İki terlikçi bile var: İstepan ile Vartan kardeşler. İkisi de tiyatro delisi. "Dükkânımızı kapadık, sanat yapmaya geldik," diye bağırıyorlar arada bir. Oyundan tam üç saat önce gelip aynanın karşısına çöküyorlar, ince ince makyaj yapıyorlar.
İlk gece kuliste kıyamet koptu. Biri bir sakal bulmuş. İstepan gördü, kaplan gibi atılıp sakalı kaptı. Öteki sakalı vermek istemiyor. İstepan, "Bu sakal benim!" diye haykırıyor. "Muzenidis söyledi, sakalı ben takacakmışım!"
Muzenidis'in başka işi yoktu sanki! Karanlıkta değil sakal takmak, silindir şapka giysek kimse farketmeyecek. Sanat uğruna verilen kavga, terlikçinin zaferiyle sonuçlandı.

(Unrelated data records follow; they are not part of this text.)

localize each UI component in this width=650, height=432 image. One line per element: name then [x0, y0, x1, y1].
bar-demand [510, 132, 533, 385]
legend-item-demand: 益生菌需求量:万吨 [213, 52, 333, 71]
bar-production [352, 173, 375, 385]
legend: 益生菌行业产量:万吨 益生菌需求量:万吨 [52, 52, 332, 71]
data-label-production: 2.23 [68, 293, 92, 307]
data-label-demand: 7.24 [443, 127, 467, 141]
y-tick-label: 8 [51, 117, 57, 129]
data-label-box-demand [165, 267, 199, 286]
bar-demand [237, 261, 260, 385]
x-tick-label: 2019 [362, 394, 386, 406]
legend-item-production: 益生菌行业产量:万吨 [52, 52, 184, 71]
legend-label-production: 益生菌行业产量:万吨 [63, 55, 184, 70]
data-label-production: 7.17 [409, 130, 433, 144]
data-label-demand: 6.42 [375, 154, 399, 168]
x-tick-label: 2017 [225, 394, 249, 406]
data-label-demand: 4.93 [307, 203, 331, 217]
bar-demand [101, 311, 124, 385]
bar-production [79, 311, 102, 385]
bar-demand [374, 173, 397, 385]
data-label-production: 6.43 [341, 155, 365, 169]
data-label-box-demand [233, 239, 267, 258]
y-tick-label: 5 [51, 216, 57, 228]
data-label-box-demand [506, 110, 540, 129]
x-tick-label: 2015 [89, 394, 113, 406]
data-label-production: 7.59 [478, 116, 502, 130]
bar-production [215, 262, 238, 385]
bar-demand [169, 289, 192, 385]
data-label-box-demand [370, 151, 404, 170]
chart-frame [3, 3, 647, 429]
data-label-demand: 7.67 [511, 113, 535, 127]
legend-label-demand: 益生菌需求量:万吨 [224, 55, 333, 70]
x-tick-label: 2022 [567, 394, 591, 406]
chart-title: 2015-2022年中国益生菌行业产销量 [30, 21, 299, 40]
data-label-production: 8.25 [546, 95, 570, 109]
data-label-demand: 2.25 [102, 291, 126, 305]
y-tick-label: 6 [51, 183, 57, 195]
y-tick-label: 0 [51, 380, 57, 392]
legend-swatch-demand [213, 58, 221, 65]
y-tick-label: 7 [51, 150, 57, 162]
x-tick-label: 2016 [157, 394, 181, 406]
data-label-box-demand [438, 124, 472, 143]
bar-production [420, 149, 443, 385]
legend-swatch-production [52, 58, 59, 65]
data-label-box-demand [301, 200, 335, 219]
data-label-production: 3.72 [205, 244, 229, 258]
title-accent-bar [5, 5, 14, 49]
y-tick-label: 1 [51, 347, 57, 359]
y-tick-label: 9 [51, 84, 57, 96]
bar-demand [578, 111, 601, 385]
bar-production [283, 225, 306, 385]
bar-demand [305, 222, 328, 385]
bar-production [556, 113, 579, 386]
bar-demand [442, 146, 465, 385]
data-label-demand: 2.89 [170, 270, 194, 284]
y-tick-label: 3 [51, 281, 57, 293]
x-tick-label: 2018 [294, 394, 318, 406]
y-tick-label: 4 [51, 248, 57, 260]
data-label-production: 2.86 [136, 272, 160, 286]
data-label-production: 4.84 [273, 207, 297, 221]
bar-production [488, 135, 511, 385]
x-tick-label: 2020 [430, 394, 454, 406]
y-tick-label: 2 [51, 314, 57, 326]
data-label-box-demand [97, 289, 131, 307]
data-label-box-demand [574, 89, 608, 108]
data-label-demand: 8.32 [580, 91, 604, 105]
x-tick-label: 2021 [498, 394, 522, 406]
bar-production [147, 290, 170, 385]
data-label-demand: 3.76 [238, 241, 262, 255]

Cüneyt Gökçer'i makyajını yaparken seyretmedim, ama herhalde oyundan önce terlikçi kardeşler kadar kılı kırk milyon yarmamış, tiyatro heyecanını onlar kadar iliklerinin içinde duymamıştır.
Oidipus, İstanbul'da da büyük ilgiyle karşılandı. Temsiller sona erince Kemal'le kantine döndük.
İşsiz kaldığımızın ertesi günü, çaylarımızı yudumlarken, Kemal'e, "Yahu," dedim, "biz Oidipus'da niye oynadık?" "Niye olacak," dedi Kemal, "biyografimizde bu da bulunsun diye."